J’me sens gêné, demain j’prends le biff
– Utanıyorum, yarın biff’i alacağım
D’un braco en moins d’une heure
– Bir saatten az bir sürede bir braco
Tous ces puristes MC me font rire
– Tüm bu MC purists beni güldürüyor
Dans la rue j’les aurais graille comme dans Pac-Man
– Sokakta onları Pac-Man’de olduğu gibi yakalarım
Et j’suis sûr qu’à deux choix près
– Ve eminim iki seçenekle
Nabil et moi on aurait pu prendre Paname
– Nabil ve ben Paname’yi alabilirdik.
Au final qu’est-ce qu’on devient?
– Sonunda ne olacağız?
Quand on voit d’où on revient
– Nereden geldiğimizi gördüğümüzde
On meurt, on se lève, on se barre, on se perd
– Ölürüz, yükseliriz, ayağa kalkarız, kayboluruz
Le cœur brûle, le cœur serre
– Kalp yanar, kalp sıkar
Ma vie me manque (ma vie me manque)
– Hayatımı özlüyorum (hayatımı özlüyorum)

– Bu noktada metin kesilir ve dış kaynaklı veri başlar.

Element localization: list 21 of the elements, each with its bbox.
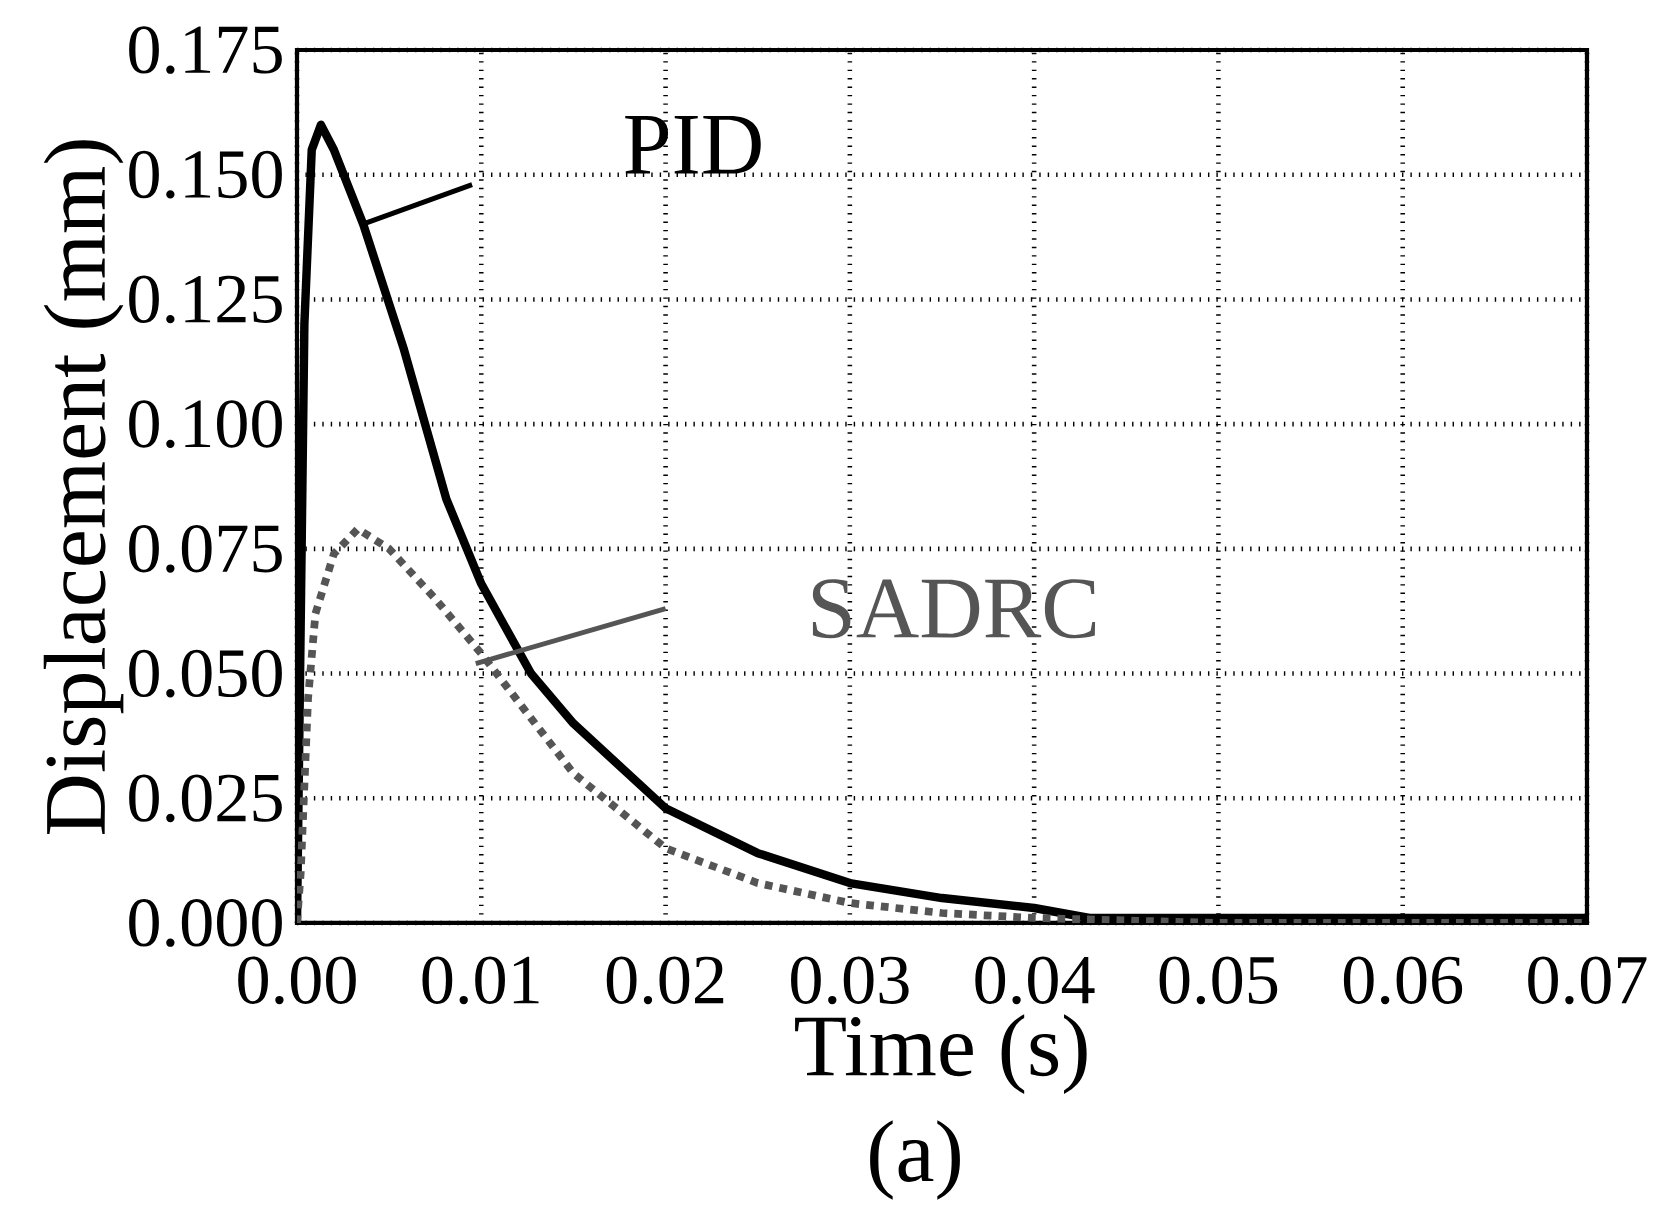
x-tick-label: 0.05 xyxy=(1159,956,1278,1005)
legend-label: PID xyxy=(625,115,761,174)
x-tick-label: 0.06 xyxy=(1343,956,1463,1005)
text: (a) xyxy=(870,1120,960,1200)
y-tick-label: 0.150 xyxy=(129,150,282,199)
x-tick-label: 0.00 xyxy=(238,956,356,1005)
y-tick-label: 0.125 xyxy=(129,275,282,324)
y-tick-label: 0.075 xyxy=(129,524,282,573)
x-tick-label: 0.03 xyxy=(791,956,909,1005)
x-tick-label: 0.04 xyxy=(975,956,1095,1005)
x-tick-label: 0.01 xyxy=(422,956,539,1005)
y-tick-label: 0.175 xyxy=(129,26,282,74)
y-axis-title: Displacement (mm) xyxy=(43,140,124,835)
y-tick-label: 0.000 xyxy=(129,899,282,947)
y-tick-label: 0.025 xyxy=(129,774,282,823)
x-tick-label: 0.07 xyxy=(1528,956,1647,1005)
x-axis-title: Time (s) xyxy=(795,1014,1087,1094)
y-tick-label: 0.100 xyxy=(129,400,282,448)
y-tick-label: 0.050 xyxy=(129,649,282,698)
x-tick-label: 0.02 xyxy=(606,956,724,1005)
legend-label: SADRC xyxy=(812,579,1096,639)
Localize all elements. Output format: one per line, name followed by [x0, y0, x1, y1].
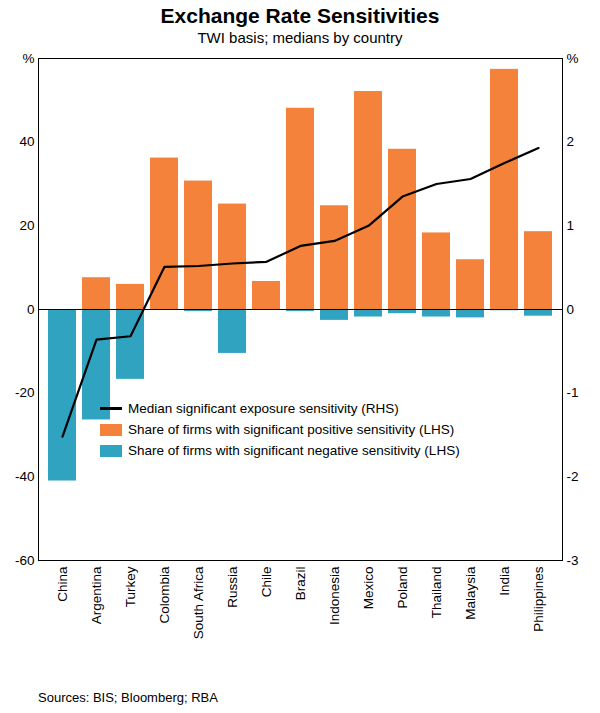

On plie le temps (on plie le temps)
– (Zaman bend biz)zaman bend biz
La vie devant (la vie devant)
– Öndeki hayat (öndeki hayat)
Y a plus de grands (y a plus de grands)
– Daha büyük olanlar var (daha büyük olanlar var)
La vie devant
– Öndeki hayat
Ma miff me manque (c’est ça)
– Mıff’imi özlüyorum (işte bu)
Et le vide me hante
– Ve boşluk beni rahatsız ediyor
Laisse-moi les tordre
– Onları bükmeme izin ver
Laisse-moi le temps
– Bana zaman ver
Laisse-moi les pendre
– Bırak asayım.
Oh, oh
– Oh, oh
Pardonne-moi, pardonne-moi, c’est sale
– Affet beni, affet beni, kirli
Bir yanıt yazın
Yorum yapabilmek için oturum açmalısınız.